"If someone thinks that peace and love are just a cliche that must have been left behind in the 60s, that's a problem."
– John Lennon
1960-1969 were turbulent times in America. I love what those years stand for in our history and the changes those years brought to our country.
But I am also not naïve enough to think that it was a storybook time or that even all of America went through the same experience. I fully recognize a huge portion of American had two 1950’s and went straight to the 1970’s and missed the whole peace, love and hippie experience.
I fully understand that while some were deciding what to wear to the big dance others were organizing movements.
I “get” that while some were sitting in with the Beatles, others were “knee deep in rice paddies”.
But for me, the Haight-Ashbury, Martin Luther King, Jr. and Abbie Hoffman 60’s are how I prefer to think of that period.
I was born late in the decade in 1966. So, like many Americans I was there but pretty much missed it. Missing it was not my fault. It is hard to hoist a peace sign while carrying a blankie. I’d like to think that given a few more years I would have been in there fighting the good fight and standing up to the man. Sadly, my protest years were to develop way too late to make a difference.
So, I have to recreate those times by visiting some of the key historical places as I travel. I’ve had the good fortune to stand on some hallowed historical ground that most of us have seen only in textbooks or on the History Channel and I have met some of the key people that made it all happen.
I’ve stood on the corner of Haight and Ashbury where the Hippies spawned the peace movement and driven by the Altamont Speedway area that for one night was anything but peaceful.
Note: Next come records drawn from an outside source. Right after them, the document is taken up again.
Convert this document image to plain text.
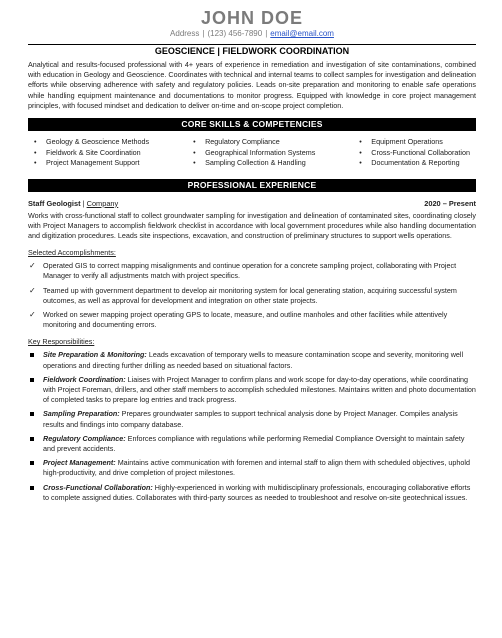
JOHN DOE
Address | (123) 456-7890 | email@email.com
GEOSCIENCE | FIELDWORK COORDINATION
Analytical and results-focused professional with 4+ years of experience in remediation and investigation of site contaminations, combined with education in Geology and Geoscience. Coordinates with technical and internal teams to collect samples for investigation and delineation efforts while observing adherence with safety and regulatory policies. Leads on-site preparation and monitoring to enable safe operations while handling equipment maintenance and documentations to monitor progress. Equipped with knowledge in core project management principles, with focused mindset and dedication to deliver on-time and on-scope project completion.
CORE SKILLS & COMPETENCIES
• Geology & Geoscience Methods
• Fieldwork & Site Coordination
• Project Management Support
• Regulatory Compliance
• Geographical Information Systems
• Sampling Collection & Handling
• Equipment Operations
• Cross-Functional Collaboration
• Documentation & Reporting
PROFESSIONAL EXPERIENCE
Staff Geologist | Company	2020 – Present
Works with cross-functional staff to collect groundwater sampling for investigation and delineation of contaminated sites, coordinating closely with Project Managers to accomplish fieldwork checklist in accordance with local government procedures while also handling documentation and digitization procedures. Leads site inspections, excavation, and construction of preliminary structures to support wells operations.
Selected Accomplishments:
✓ Operated GIS to correct mapping misalignments and continue operation for a concrete sampling project, collaborating with Project Manager to verify all adjustments match with project specifics.
✓ Teamed up with government department to develop air monitoring system for local generating station, acquiring successful system outcomes, as well as approval for development and integration on other state projects.
✓ Worked on sewer mapping project operating GPS to locate, measure, and outline manholes and other facilities while attentively monitoring and documenting errors.
Key Responsibilities:
Site Preparation & Monitoring: Leads excavation of temporary wells to measure contamination scope and severity, monitoring well operations and directing further drilling as needed based on situational factors.
Fieldwork Coordination: Liaises with Project Manager to confirm plans and work scope for day-to-day operations, while coordinating with Project Foreman, drillers, and other staff members to accomplish scheduled milestones. Maintains written and photo documentation of completed tasks to prepare log entries and track progress.
Sampling Preparation: Prepares groundwater samples to support technical analysis done by Project Manager. Compiles analysis results and findings into company database.
Regulatory Compliance: Enforces compliance with regulations while performing Remedial Compliance Oversight to maintain safety and prevent accidents.
Project Management: Maintains active communication with foremen and internal staff to align them with scheduled objectives, uphold high-productivity, and drive completion of project milestones.
Cross-Functional Collaboration: Highly-experienced in working with multidisciplinary professionals, encouraging collaborative efforts to complete assigned duties. Collaborates with third-party sources as needed to troubleshoot and resolve on-site geotechnical issues.
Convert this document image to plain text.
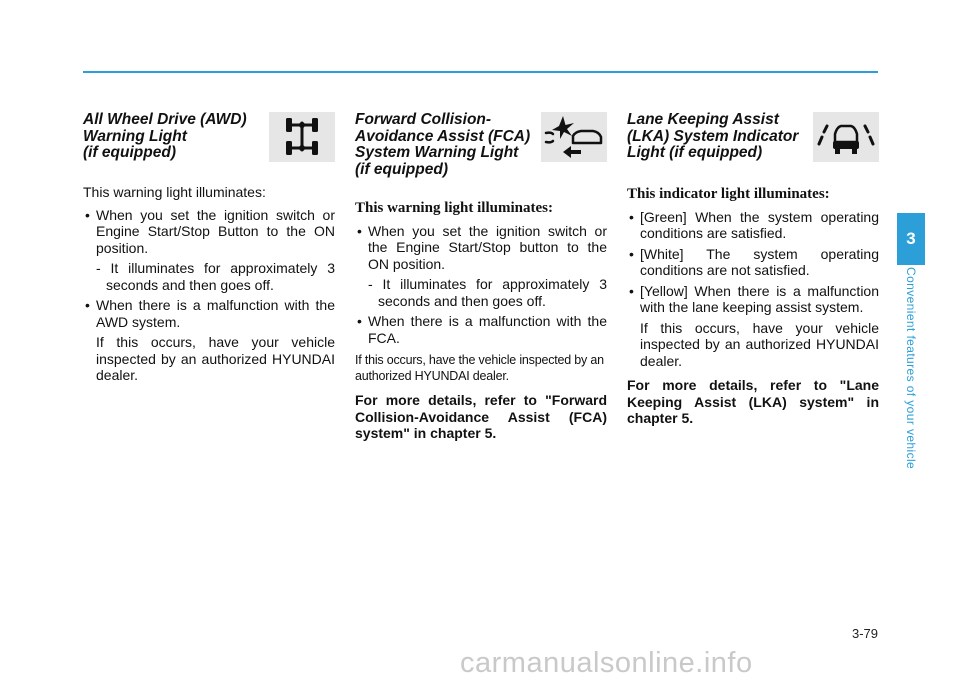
All Wheel Drive (AWD)
Warning Light
(if equipped)

This warning light illuminates:

• When you set the ignition switch or Engine Start/Stop Button to the ON position.
- It illuminates for approximately 3 seconds and then goes off.
• When there is a malfunction with the AWD system.
If this occurs, have your vehicle inspected by an authorized HYUNDAI dealer.
Forward Collision-
Avoidance Assist (FCA)
System Warning Light
(if equipped)

This warning light illuminates:

• When you set the ignition switch or the Engine Start/Stop button to the ON position.
- It illuminates for approximately 3 seconds and then goes off.
• When there is a malfunction with the FCA.

If this occurs, have the vehicle inspected by an authorized HYUNDAI dealer.

For more details, refer to "Forward Collision-Avoidance Assist (FCA) system" in chapter 5.

Lane Keeping Assist
(LKA) System Indicator
Light (if equipped)

This indicator light illuminates:

• [Green] When the system operating conditions are satisfied.
• [White] The system operating conditions are not satisfied.
• [Yellow] When there is a malfunction with the lane keeping assist system.
If this occurs, have your vehicle inspected by an authorized HYUNDAI dealer.

For more details, refer to "Lane Keeping Assist (LKA) system" in chapter 5.

3
Convenient features of your vehicle
3-79
carmanualsonline.info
I’ve touched the stage at the Monterey County fairgrounds where Jimi burned his guitar and I’ve hung out with some of the same Hell’s Angels that nearly beat Hunter S. Thompson to death.
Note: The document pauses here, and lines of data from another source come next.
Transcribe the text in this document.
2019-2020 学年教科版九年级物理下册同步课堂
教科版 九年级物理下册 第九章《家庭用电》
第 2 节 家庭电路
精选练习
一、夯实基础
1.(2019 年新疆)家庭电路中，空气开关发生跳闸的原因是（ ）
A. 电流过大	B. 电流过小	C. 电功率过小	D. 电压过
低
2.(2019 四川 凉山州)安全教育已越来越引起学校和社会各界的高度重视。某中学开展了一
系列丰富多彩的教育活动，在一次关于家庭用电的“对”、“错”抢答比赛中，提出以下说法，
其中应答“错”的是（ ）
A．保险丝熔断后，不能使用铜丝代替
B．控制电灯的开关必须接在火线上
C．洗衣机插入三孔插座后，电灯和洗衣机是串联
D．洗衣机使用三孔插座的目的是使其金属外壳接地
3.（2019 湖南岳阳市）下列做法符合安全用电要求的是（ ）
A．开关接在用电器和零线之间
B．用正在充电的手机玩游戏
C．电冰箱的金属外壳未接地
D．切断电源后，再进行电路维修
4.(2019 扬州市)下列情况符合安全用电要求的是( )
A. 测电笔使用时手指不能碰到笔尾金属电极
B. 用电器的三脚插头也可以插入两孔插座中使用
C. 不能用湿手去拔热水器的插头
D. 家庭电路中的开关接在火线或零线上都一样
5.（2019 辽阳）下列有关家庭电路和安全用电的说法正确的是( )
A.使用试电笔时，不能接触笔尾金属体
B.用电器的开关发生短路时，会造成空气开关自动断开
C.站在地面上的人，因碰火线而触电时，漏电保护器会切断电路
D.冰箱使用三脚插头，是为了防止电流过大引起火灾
I have looked out over the field where four students were gunned down at Kent State and out the window looking over Dealey Plaza where we lost JFK.
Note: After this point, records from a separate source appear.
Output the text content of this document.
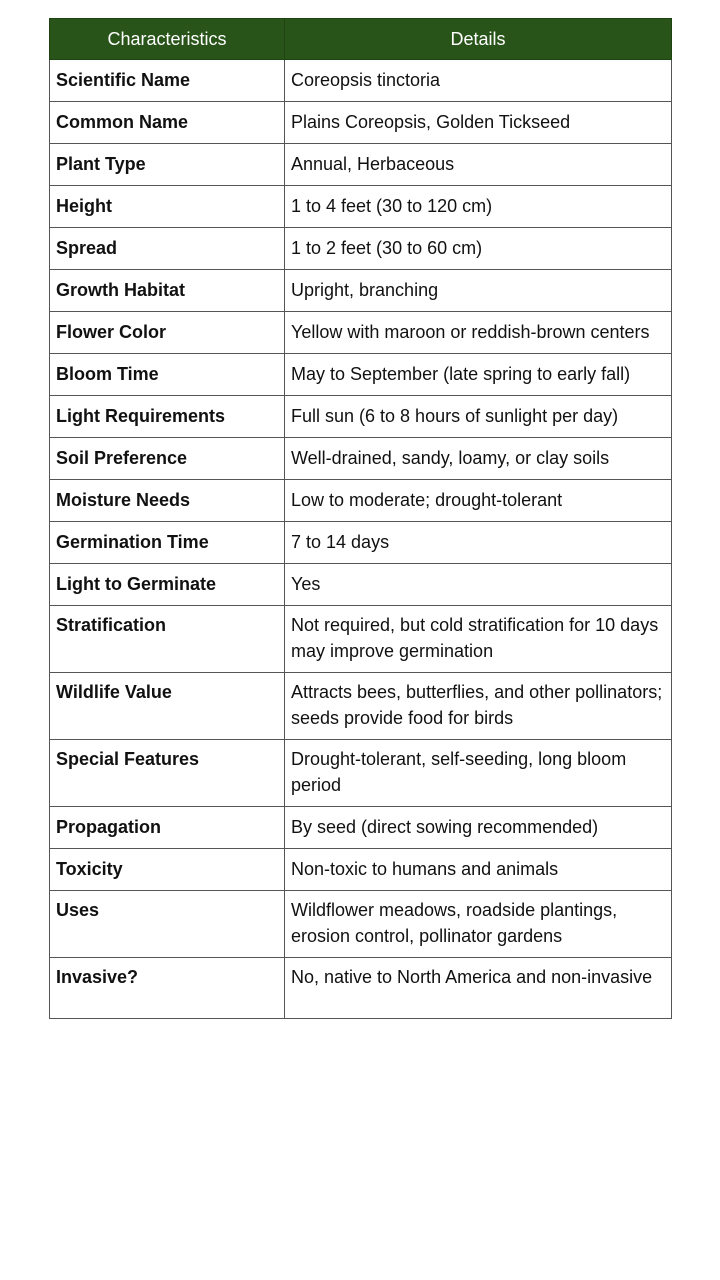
Characteristics	Details
Scientific Name	Coreopsis tinctoria
Common Name	Plains Coreopsis, Golden Tickseed
Plant Type	Annual, Herbaceous
Height	1 to 4 feet (30 to 120 cm)
Spread	1 to 2 feet (30 to 60 cm)
Growth Habitat	Upright, branching
Flower Color	Yellow with maroon or reddish-brown centers
Bloom Time	May to September (late spring to early fall)
Light Requirements	Full sun (6 to 8 hours of sunlight per day)
Soil Preference	Well-drained, sandy, loamy, or clay soils
Moisture Needs	Low to moderate; drought-tolerant
Germination Time	7 to 14 days
Light to Germinate	Yes
Stratification	Not required, but cold stratification for 10 days may improve germination
Wildlife Value	Attracts bees, butterflies, and other pollinators; seeds provide food for birds
Special Features	Drought-tolerant, self-seeding, long bloom period
Propagation	By seed (direct sowing recommended)
Toxicity	Non-toxic to humans and animals
Uses	Wildflower meadows, roadside plantings, erosion control, pollinator gardens
Invasive?	No, native to North America and non-invasive
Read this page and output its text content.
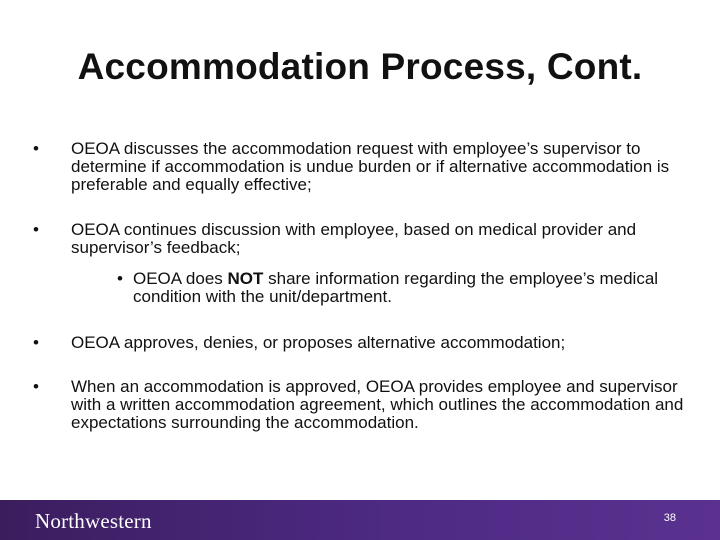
Accommodation Process, Cont.
•	OEOA discusses the accommodation request with employee’s supervisor to determine if accommodation is undue burden or if alternative accommodation is preferable and equally effective;
•	OEOA continues discussion with employee, based on medical provider and supervisor’s feedback;
• OEOA does NOT share information regarding the employee’s medical condition with the unit/department.
•	OEOA approves, denies, or proposes alternative accommodation;
•	When an accommodation is approved, OEOA provides employee and supervisor with a written accommodation agreement, which outlines the accommodation and expectations surrounding the accommodation.
Northwestern	38
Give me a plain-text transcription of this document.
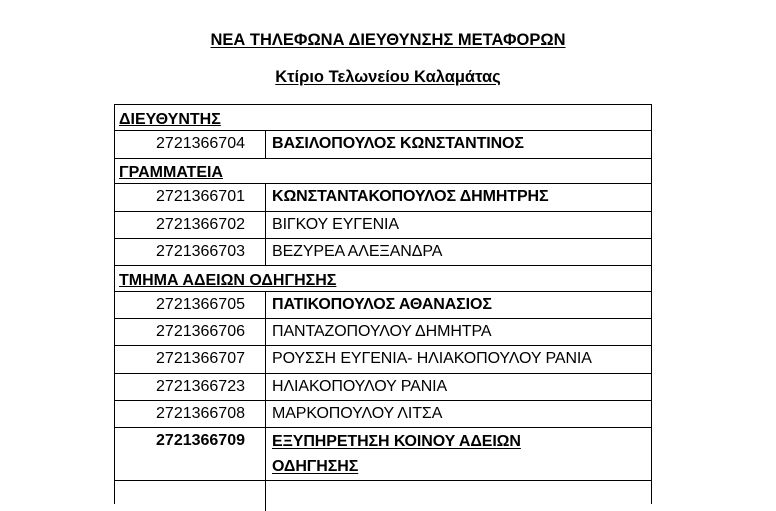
ΝΕΑ ΤΗΛΕΦΩΝΑ ΔΙΕΥΘΥΝΣΗΣ ΜΕΤΑΦΟΡΩΝ
Κτίριο Τελωνείου Καλαμάτας
ΔΙΕΥΘΥΝΤΗΣ
2721366704	ΒΑΣΙΛΟΠΟΥΛΟΣ ΚΩΝΣΤΑΝΤΙΝΟΣ
ΓΡΑΜΜΑΤΕΙΑ
2721366701	ΚΩΝΣΤΑΝΤΑΚΟΠΟΥΛΟΣ ΔΗΜΗΤΡΗΣ
2721366702	ΒΙΓΚΟΥ ΕΥΓΕΝΙΑ
2721366703	ΒΕΖΥΡΕΑ ΑΛΕΞΑΝΔΡΑ
ΤΜΗΜΑ ΑΔΕΙΩΝ ΟΔΗΓΗΣΗΣ
2721366705	ΠΑΤΙΚΟΠΟΥΛΟΣ ΑΘΑΝΑΣΙΟΣ
2721366706	ΠΑΝΤΑΖΟΠΟΥΛΟΥ ΔΗΜΗΤΡΑ
2721366707	ΡΟΥΣΣΗ ΕΥΓΕΝΙΑ- ΗΛΙΑΚΟΠΟΥΛΟΥ ΡΑΝΙΑ
2721366723	ΗΛΙΑΚΟΠΟΥΛΟΥ ΡΑΝΙΑ
2721366708	ΜΑΡΚΟΠΟΥΛΟΥ ΛΙΤΣΑ
2721366709	ΕΞΥΠΗΡΕΤΗΣΗ ΚΟΙΝΟΥ ΑΔΕΙΩΝ ΟΔΗΓΗΣΗΣ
I have visited the Ebenezer Baptist Church where Martin Luther King, Jr. preached and also the Loraine Hotel where he died.
I’ve stood at the Vietnam War Memorial looking up the guys from my home town and I’ve laughed at photos of Ken Kesey’s, Merry Pranksters shown to me by an acquaintance.
I’ve met friends of Carlos Santana and enemies of the Grateful Dead.
I’ve had beers in Big Sur and thought of Kerouac, Ginsberg and the Beat boys and picnicked at Golden Gate Park with hopes of seeing girls “with flowers in their hair”.
I’ve met Wavy Gravy, Bobby Seale, Arlo Guthrie, Sonny Barger, Peter Max, Grace Slick and other 60’s notables with varying degrees of success. Wavy, the “mayor of the Haight” was funny, Sonny Barger, the “unofficial” President of the Hell’s Angels….was shockingly charming. Tommie Smith was a gentleman, Peter Max was the eccentric artist as I expected, Bobby Seale was cordial and kind, particularly for a Black Panther and Jesse Jackson was…..Jesse Jackson.
With every encounter I find that each one stirred a different unexpected emotion. Kent State hit me hard emotionally as did the Lorraine Hotel. Dealey Plaza left me wondering. Arnold Palmer had me speechless. Grace Slick made me sad.
But with each encounter comes a small bit of understanding and recognition of the times that were. So, I ask you to look at our history and find a period that means something to you, a time that touches you and intrigues you then go find those places and if possible the people.
Maybe you’re a Civil War person; then go see Gettysburg, Pickett’s Mill, Antietam and Manassas.
If you’re a World War 2 person, visit Toccoa, Normandy and Iwo Jima.
Whatever your particular thing is, go to those places and make them real. You owe it to yourself and to those people who sacrificed for us to see the places where history happened and to understand them just a little bit better. If possible meet some of the participants, ask questions, and learn. Trust me, you’ll never regret it.
If you want to understand today, you have to search yesterday.